Other studies have shown similar psychological benefits, but they seem to be the result of close communities and friendships that flourish in church-like settings. So increased happiness and optimism may have more to do with being part of a close-knit community than any actual dogma people are being taught. Non-religious people who are socially engaged to similar degrees in their own communities see similar psychological benefits.
Changing Religious Landscape
Data on the benefits of religion seems to be a hot topic lately, and it may have to do with how the religious makeup of the US has changed over the last two decades. Demographics are shifting rapidly in the US, with significantly more people turning away from organized religion than in previous decades.
A significant number of people change their religious affiliation from the church they were raised in, which means that a lot of people are leaving the communities of their youth. Somewhere in that transition, are people falling through the cracks and not landing in supportive communities that offer the psychological benefits that we’re seeing in these studies? I’d also like to see whether these studies separate people by age, since many people stop going to church in their 20s and often return to regular church attendance later in life.

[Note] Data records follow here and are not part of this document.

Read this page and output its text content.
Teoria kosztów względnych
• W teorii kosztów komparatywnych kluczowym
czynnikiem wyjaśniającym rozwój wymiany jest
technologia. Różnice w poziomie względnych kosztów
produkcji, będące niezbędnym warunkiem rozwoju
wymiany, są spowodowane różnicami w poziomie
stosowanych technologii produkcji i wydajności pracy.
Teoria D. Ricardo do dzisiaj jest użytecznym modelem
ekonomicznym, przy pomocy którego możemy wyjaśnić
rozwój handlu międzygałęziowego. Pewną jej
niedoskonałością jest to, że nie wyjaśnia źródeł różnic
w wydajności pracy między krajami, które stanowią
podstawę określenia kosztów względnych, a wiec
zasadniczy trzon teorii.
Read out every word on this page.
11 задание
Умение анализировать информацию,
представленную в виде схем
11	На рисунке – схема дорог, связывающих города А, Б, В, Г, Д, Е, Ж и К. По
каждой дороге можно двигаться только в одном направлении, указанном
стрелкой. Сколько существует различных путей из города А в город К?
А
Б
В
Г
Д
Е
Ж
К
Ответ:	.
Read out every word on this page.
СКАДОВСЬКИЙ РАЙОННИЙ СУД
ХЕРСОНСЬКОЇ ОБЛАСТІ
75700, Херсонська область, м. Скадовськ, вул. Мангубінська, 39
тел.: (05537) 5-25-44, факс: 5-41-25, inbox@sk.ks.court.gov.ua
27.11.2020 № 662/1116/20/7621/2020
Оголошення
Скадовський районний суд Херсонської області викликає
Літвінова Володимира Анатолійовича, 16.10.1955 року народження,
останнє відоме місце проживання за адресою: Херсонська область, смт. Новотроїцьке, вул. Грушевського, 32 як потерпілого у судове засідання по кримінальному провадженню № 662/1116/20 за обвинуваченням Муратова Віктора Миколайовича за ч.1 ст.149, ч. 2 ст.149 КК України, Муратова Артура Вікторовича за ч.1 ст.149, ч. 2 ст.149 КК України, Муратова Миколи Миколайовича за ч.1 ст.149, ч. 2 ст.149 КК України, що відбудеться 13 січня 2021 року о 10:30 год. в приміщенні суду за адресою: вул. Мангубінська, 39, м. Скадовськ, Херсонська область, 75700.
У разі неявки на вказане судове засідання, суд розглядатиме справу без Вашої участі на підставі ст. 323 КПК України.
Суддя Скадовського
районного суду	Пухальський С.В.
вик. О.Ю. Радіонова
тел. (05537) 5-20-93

Churches provide a ready-made community for folks, which might provide some reassurance that allows people to feel like somebody’s got their back. Add that to the feeling that they have divine assistance on their side — or that at least somebody knows their troubles, cares and dreams — and I can definitely see how that produces a happier view of the world. But the non-religious friends I know are just as happy and well-adjusted, so it’s hard to think that they’re missing anything
I’m also wondering how the studies above measure “optimism” and whether the results might not be skewed by cultural stereotypes about happiness and life. Could measuring optimism be like measuring intelligence? There are different ways of being smart. Some people are just realists or skeptics or cynics; do we really think they’re less healthy or happy?
What do you think? Are people getting something from church attendance that they’re not getting elsewhere? Can people find communities outside of religious settings that nurture them mentally and emotionally?